As we move into Phase 3 of the “Restore Illinois” plan tomorrow, there are a few things that need to be said.
None of us are happy about the pace at which life is returning to “normal”. We all want to enjoy the warmer weather and do the things that define summertime for us. We’ve seen surrounding states loosen their restrictions on businesses and social activities and chafe at the notion that we’re still where we are. I get that. I’ve been as adamant as anyone in calling for a loosening of restrictions on public activity and to go to a more regional approach to opening up our economy.
But there’s something that we all need to understand. Moving to Phase 3 is not a license to let the good times roll. I’m reading “The Great Influenza”, the classic narrative of the 1918 Spanish influenza pandemic that swept the world toward the end of World War I, killing over 100 million people, and that narrative is chilling.
The influenza came in three waves, the first being a mild form of flu that most people took in stride. However, in a matter of a few months, the virus mutated into such a lethal form that the second wave caused thousands to fall ill daily. The influenza virus is very adept at changing its form within a few generations, gaining lethality as it does. There’s no reason to think that this one is any different.
I’m not saying this as a prediction that what we’re now experiencing will be followed by a much more deadly strain in the fall. What I am saying is that neither I nor anyone else knows what is coming. But if we see in the fall what the world saw in 1918, we have very little with which to fight it.

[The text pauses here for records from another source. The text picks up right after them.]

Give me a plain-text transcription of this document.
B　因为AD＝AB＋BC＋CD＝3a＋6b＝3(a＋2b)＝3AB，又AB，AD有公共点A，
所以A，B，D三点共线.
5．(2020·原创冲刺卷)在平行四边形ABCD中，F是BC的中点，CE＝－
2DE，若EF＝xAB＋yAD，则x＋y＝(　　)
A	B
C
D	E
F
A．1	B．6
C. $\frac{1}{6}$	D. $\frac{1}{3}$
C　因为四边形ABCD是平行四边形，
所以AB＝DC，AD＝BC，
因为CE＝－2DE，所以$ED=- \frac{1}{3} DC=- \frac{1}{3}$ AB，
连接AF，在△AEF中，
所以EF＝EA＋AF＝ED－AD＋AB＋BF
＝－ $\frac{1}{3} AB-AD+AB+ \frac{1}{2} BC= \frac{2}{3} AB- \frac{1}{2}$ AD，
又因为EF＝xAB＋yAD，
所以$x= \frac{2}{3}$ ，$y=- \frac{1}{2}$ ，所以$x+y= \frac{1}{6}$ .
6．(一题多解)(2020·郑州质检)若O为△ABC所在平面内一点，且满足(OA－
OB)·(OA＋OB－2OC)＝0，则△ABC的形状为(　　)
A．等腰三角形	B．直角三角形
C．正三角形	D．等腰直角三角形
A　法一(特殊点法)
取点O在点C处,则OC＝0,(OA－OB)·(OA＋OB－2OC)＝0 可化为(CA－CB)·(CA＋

That’s because, short of developing a vaccine in the near future, we’ve shot the only arrow we had in our quiver. By shutting down the entire economy, our schools, elective surgeries and all the rest, we’ve put ourselves into a position where, if this virus comes back with a vengeance, it’s going to be very difficult to institute a second shutdown without resorting to the kind of enforcement mechanisms that none of us want. Not only would people accuse the government of crying wolf, but an economy that would just be starting to climb back would be thrown back onto the mat.
The people who’ve been standing on the front lines of this pandemic, our first responders, doctors and nurses and technicians in our ICU’s, grocery clerks and truck drivers all deserve our thanks. But they deserve something else, as well. They need to know that we’re going to be sensible to the continuing threat that a resurgence of this virus can bring if we aren’t careful about how we exercise the responsibility we have to our families, to them and to each other.
That begins by taking the lessons we’ve learned about how to bend the curve of this disease downward and continuing to do so, even as we move into a more open economy. There isn’t one of us who wants to move back into shutdown and the chaos that goes along with it. Exercising sensible precautions is a tradeoff we should be willing to accept because if we have to go backward, it’s going to be a lot worse.